Carissimi Fratelli e Sorelle, stiamo vivendo tempi straordinari; anche nella nostra Chiesa è già scoccata l’ora di una rinnovata Pentecoste. E’ ormai al capolinea un cristianesimo fatto di riti e di convenzioni; è morto da un pezzo il cristianesimo dell’abitudine, è scoccata l’ora del cristianesimo dell’innamoramento. Il Papa ci invita a vivere questa “nuova tappa dell’evangelizzazione”, guardando a Maria, la stella polare della nuova evangelizzazione “perché ogni volta che guardiamo a lei, torniamo a credere nella forza rivoluzionaria della tenerezza e dell’affetto” (EG 288). Certamente – lo ripeto – dovremo affrontare sfide ardue e faticose; dovremo operare cambiamenti nella mentalità e nei comportamenti, ma permettetemi di citare ancora una volta il proverbio cinese: “Quando soffia forte il vento del cambiamento, alcuni alzano muri; altri, più saggi, costruiscono mulini a vento”. Nel “campo” della missione giochiamo al rialzo!

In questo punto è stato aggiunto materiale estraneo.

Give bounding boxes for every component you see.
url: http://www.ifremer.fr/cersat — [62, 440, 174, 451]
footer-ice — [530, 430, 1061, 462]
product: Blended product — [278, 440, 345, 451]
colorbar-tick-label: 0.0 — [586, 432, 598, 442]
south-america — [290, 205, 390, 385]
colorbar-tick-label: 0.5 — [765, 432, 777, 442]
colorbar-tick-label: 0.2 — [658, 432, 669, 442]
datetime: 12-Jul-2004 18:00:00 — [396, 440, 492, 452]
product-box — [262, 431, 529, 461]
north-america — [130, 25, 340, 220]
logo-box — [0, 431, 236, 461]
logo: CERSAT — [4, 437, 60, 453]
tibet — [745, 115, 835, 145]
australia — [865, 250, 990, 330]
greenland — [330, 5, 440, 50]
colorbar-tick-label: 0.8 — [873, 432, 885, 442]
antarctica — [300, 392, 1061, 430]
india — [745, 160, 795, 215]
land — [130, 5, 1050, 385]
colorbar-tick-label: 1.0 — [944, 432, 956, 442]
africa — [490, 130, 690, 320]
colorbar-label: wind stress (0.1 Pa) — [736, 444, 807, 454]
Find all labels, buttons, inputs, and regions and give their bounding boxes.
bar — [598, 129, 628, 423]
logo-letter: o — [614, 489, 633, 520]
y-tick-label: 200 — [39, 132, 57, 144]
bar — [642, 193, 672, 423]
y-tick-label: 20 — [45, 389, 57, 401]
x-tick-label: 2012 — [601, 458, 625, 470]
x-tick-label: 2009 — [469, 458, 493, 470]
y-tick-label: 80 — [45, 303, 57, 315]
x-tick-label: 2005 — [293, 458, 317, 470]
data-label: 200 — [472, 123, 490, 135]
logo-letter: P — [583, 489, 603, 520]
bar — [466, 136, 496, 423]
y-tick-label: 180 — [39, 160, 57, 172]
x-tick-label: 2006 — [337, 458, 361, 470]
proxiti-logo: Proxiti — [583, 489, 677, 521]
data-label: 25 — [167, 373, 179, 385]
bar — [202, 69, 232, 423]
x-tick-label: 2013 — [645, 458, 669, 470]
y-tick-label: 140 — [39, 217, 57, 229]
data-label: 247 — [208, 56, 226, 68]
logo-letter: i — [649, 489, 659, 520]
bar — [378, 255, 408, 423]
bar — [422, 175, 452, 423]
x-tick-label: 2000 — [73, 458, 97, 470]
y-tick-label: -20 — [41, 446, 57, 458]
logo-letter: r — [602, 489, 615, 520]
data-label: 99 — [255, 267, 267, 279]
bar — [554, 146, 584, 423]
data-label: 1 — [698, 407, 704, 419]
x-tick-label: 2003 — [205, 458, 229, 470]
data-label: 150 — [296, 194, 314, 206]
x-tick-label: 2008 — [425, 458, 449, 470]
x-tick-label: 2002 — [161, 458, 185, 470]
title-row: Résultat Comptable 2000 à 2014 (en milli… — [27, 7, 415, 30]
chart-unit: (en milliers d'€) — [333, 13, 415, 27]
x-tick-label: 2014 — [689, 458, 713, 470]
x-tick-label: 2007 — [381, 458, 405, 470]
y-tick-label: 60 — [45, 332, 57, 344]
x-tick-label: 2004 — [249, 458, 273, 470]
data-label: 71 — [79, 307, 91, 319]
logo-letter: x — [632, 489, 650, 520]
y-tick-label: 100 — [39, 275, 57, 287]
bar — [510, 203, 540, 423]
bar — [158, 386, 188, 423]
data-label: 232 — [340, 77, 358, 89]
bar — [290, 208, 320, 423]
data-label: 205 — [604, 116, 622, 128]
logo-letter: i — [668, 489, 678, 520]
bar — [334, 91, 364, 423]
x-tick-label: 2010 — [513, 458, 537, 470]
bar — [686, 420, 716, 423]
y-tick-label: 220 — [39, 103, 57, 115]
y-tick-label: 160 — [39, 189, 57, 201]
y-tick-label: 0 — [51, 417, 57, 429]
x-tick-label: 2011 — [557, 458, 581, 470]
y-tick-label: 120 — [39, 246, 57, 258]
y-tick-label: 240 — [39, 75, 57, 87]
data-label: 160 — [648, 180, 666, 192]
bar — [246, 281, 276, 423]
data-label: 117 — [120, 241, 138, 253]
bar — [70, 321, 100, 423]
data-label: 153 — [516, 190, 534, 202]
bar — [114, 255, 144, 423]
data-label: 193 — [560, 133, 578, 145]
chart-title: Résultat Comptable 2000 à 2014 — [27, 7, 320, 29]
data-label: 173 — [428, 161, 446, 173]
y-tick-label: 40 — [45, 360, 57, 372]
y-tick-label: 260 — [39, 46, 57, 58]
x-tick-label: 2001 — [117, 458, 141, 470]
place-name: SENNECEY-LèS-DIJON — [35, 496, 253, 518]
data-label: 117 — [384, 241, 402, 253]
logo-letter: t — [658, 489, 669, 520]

Rinnovo di cuore la mia gratitudine a tutti voi, sacerdoti, diaconi, consacrate/i, laici. Aiutatemi a pensare che, a Dio piacendo, si possa realizzare un desiderio che mi è sorto spontaneo e che spero di tradurre in impegno concreto: quello di rinnovare fra un anno, magari con modalità diverse, un’altra visita pastorale alle singole comunità pastorali.
Continuo a seguirvi con affetto e vi accompagno con una calda benedizione del Signore.